Deficits Matter

In 2002, when Dick Cheney told Treasury Secretary Paul O’Neill that “deficits don’t matter,” that was politically true. No one cared about the deficit. Oh, politicians say they care—but their concern is only manifest when their party is out of power. When Republicans start cutting taxes, Democrats worry about how to pay for programs. When Democrats spend, Republicans discover fiscal religion. For a while, this pattern appeared to be changing: Clinton gave the Democrats claim to a genuine interest in fiscal responsibility. But the Obama administration has eviscerated that claim with record deficits. Republicans are outraged. Which is pretty rich, from the party that protested Medicare cuts during the recent health-care debate.

Just as Cheney’s pronouncement was true politically, at the time it may also have been true economically. Traditional theory says the problem with deficits is that they divert capital from useful investment in the private sector (we now know, of course, that capital wasn’t being usefully invested—it was building exurban McMansions that now stand empty). Still, we have no evidence that government borrowing suppressed private investment; arguably, it kept the housing bubble from being even worse.

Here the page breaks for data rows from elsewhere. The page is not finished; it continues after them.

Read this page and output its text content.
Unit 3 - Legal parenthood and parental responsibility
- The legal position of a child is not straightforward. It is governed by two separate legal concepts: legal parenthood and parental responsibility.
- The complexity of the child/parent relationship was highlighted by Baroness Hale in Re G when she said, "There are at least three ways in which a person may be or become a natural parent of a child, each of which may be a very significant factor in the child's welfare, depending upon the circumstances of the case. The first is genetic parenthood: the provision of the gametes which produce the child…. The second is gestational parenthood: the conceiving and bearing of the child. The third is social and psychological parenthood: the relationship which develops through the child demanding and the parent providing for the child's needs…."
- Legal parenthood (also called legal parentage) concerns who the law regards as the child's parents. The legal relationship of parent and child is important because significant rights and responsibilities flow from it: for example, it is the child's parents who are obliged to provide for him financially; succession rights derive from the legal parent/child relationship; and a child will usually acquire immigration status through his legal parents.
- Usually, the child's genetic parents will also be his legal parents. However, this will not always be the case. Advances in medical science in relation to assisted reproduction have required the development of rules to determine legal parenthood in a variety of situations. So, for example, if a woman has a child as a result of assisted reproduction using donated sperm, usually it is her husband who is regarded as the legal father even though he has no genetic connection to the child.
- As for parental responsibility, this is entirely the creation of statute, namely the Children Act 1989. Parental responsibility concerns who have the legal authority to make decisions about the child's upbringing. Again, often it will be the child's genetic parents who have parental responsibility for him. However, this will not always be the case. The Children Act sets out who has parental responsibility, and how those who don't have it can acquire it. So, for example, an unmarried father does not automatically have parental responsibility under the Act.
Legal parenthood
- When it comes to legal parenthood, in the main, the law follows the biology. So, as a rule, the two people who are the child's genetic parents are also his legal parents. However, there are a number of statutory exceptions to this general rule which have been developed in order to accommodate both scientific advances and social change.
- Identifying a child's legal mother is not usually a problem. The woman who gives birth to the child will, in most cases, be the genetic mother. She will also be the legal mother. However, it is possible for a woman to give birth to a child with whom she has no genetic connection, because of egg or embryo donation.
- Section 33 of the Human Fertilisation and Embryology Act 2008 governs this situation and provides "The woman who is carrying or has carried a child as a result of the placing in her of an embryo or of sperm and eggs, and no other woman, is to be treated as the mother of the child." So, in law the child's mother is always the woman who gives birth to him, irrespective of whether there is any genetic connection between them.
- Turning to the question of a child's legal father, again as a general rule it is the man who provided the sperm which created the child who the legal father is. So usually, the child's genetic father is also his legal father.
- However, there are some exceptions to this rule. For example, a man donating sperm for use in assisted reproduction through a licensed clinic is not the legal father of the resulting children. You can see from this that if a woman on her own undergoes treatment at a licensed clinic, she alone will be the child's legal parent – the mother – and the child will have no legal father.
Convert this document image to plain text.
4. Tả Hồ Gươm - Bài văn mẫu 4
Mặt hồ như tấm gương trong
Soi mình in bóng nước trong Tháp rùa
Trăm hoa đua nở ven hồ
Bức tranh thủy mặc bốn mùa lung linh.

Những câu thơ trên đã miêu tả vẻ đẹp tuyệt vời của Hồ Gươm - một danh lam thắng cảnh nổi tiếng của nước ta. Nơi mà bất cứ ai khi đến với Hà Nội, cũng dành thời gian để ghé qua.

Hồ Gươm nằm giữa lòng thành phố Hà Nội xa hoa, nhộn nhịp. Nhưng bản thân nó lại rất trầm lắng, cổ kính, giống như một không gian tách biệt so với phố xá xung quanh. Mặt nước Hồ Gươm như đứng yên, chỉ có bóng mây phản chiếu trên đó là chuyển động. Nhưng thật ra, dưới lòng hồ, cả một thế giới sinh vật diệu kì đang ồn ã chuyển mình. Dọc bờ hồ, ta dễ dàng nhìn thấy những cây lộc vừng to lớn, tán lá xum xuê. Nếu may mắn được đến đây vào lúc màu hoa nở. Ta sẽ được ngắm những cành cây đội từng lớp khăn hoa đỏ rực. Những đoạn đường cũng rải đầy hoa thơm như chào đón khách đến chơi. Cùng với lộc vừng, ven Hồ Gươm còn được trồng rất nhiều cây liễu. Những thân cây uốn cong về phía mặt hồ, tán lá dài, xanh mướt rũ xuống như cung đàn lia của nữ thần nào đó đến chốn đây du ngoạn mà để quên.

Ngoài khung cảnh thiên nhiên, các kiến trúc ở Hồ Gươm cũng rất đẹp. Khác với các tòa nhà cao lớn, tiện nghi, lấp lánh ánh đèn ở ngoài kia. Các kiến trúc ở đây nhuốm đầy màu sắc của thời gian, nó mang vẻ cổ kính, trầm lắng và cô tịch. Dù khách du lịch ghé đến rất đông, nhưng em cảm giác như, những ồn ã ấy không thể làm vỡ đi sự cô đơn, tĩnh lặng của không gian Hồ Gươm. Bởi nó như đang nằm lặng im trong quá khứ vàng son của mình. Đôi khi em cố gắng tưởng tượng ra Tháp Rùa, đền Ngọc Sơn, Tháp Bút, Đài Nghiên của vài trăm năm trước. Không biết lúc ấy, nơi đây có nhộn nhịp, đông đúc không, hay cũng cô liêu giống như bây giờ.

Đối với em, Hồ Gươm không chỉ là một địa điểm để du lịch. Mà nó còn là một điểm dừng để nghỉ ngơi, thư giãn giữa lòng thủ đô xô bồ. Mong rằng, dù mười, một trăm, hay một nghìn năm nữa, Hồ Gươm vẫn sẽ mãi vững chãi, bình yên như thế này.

Unfortunately, we’re now running annual deficits at a level where deficits very much do matter—as the ongoing crisis in Greece so vividly illustrates. The Congressional Budget Office says that after borrowing nearly 10 percent of GDP in 2009, we will borrow even more in 2010, and just a little less in 2011. Thereafter, we’re expected to cut our deficits—but they’ll still be 4 to 5 percent, which is bigger than anything we saw under George W. Bush and bigger than all but two of the deficits tallied under Reagan. The bills for Medicare and Social Security are finally coming due as the obligations exceed payroll-tax receipts. And this administration, like every administration before it, is unwilling to either make the necessary cuts or raise the necessary taxes. Deficits are starting to matter. A lot. Both politically and economically.

Policy makers are acting as if we have plenty of time to figure things out, but as the Greek experience illustrates, debt crises do not always unfold slowly, with plenty of warning.